Saudi Arabia might just bust OPEC by keeping its taps open, but right now the Kingdom’s main concern is strangling American shale production.
Markets had been expecting Opec to announce a new ceiling on production after last Friday’s meeting, but analysts at Barclays said the lack of any curbs in its announcement was a sign of discord.
“Past communiques have at least included statements to adhere, strictly adhere, or maintain output in line with the production target. This one glaringly did not,” they said.
Saudi Arabia needs oil prices of $100 a barrel to balance its budget, but as the world’s biggest exporter of crude it is gambling that the low price will knock out the threat posed by so-called unconventional supplies, such as shale.
The chief executive of Saudi Aramco, Amin Nasser, said at a conference in Doha on Monday that he hoped to see oil prices adjust at the beginning of next year as unconventional oil supplies start to decline.

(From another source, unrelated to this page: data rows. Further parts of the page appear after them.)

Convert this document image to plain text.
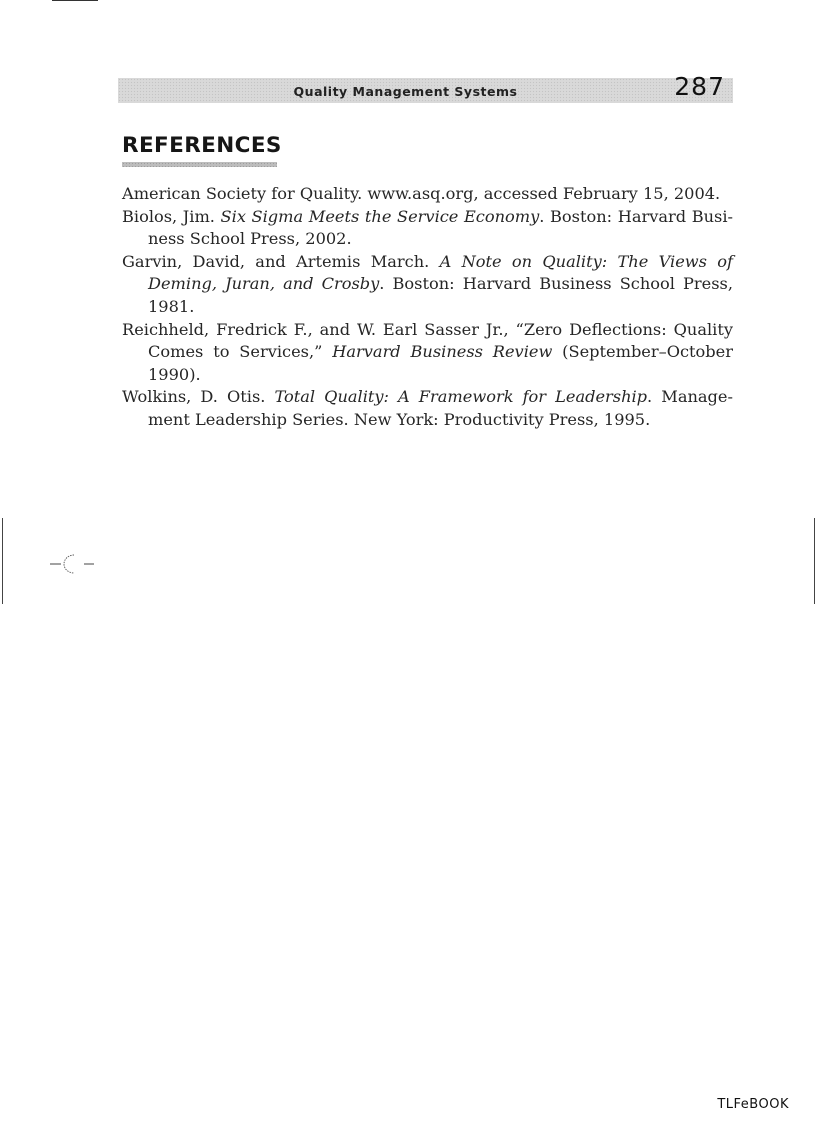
Quality Management Systems	287
REFERENCES
American Society for Quality. www.asq.org, accessed February 15, 2004.
Biolos, Jim. Six Sigma Meets the Service Economy. Boston: Harvard Business School Press, 2002.
Garvin, David, and Artemis March. A Note on Quality: The Views of Deming, Juran, and Crosby. Boston: Harvard Business School Press, 1981.
Reichheld, Fredrick F., and W. Earl Sasser Jr., “Zero Deflections: Quality Comes to Services,” Harvard Business Review (September–October 1990).
Wolkins, D. Otis. Total Quality: A Framework for Leadership. Management Leadership Series. New York: Productivity Press, 1995.
TLFeBOOK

In a sign that US production could dip, Baker Hughes’ November data showed US rig count numbers down month-by-month by 31 to 760 rigs.
The story also notes that “Venezuela, in particular, is thought to be suffering badly as a result of the drop in oil prices.” But that’s what happens when you’re a one-industry socialist country which has been neglecting to invest in that industry.
But here in America? The Saudis aren’t stupid, so they must understand that our shale oil isn’t going anywhere. Sure, a lot of wells will go offline at $40, even more at $30, and the fracking industry might nearly shut down at $20.
And then what? Oil prices will rise, and those shale wells will come back online.
Saudi Arabia has one big advantage. Its crude oil is plentiful, easy to get to, easy to refine, and cheap to transport. That lets Riyadh set a price floor far below anywhere that most anyone else can make a profit.
American shale oil is also plentiful, but it’s much harder to get to, harder to refine, and more expensive to transport. But there’s so dang much of it that our frackers can set a price ceiling far below OPEC’s salad days of $100-plus crude.
Thanks to the cutthroat capitalism practiced in this country, new extraction methods bring that ceiling lower. Fracking once required $100 oil to make a profit. Now some producers can go as low as $50. And that number will continue to shrink.
Until and unless the Saudis can convince Washington to hobble American frackers by law — and don’t think the Democrats haven’t tried and won’t try again — then OPEC’s salad days aren’t coming back for a very long time, or maybe ever.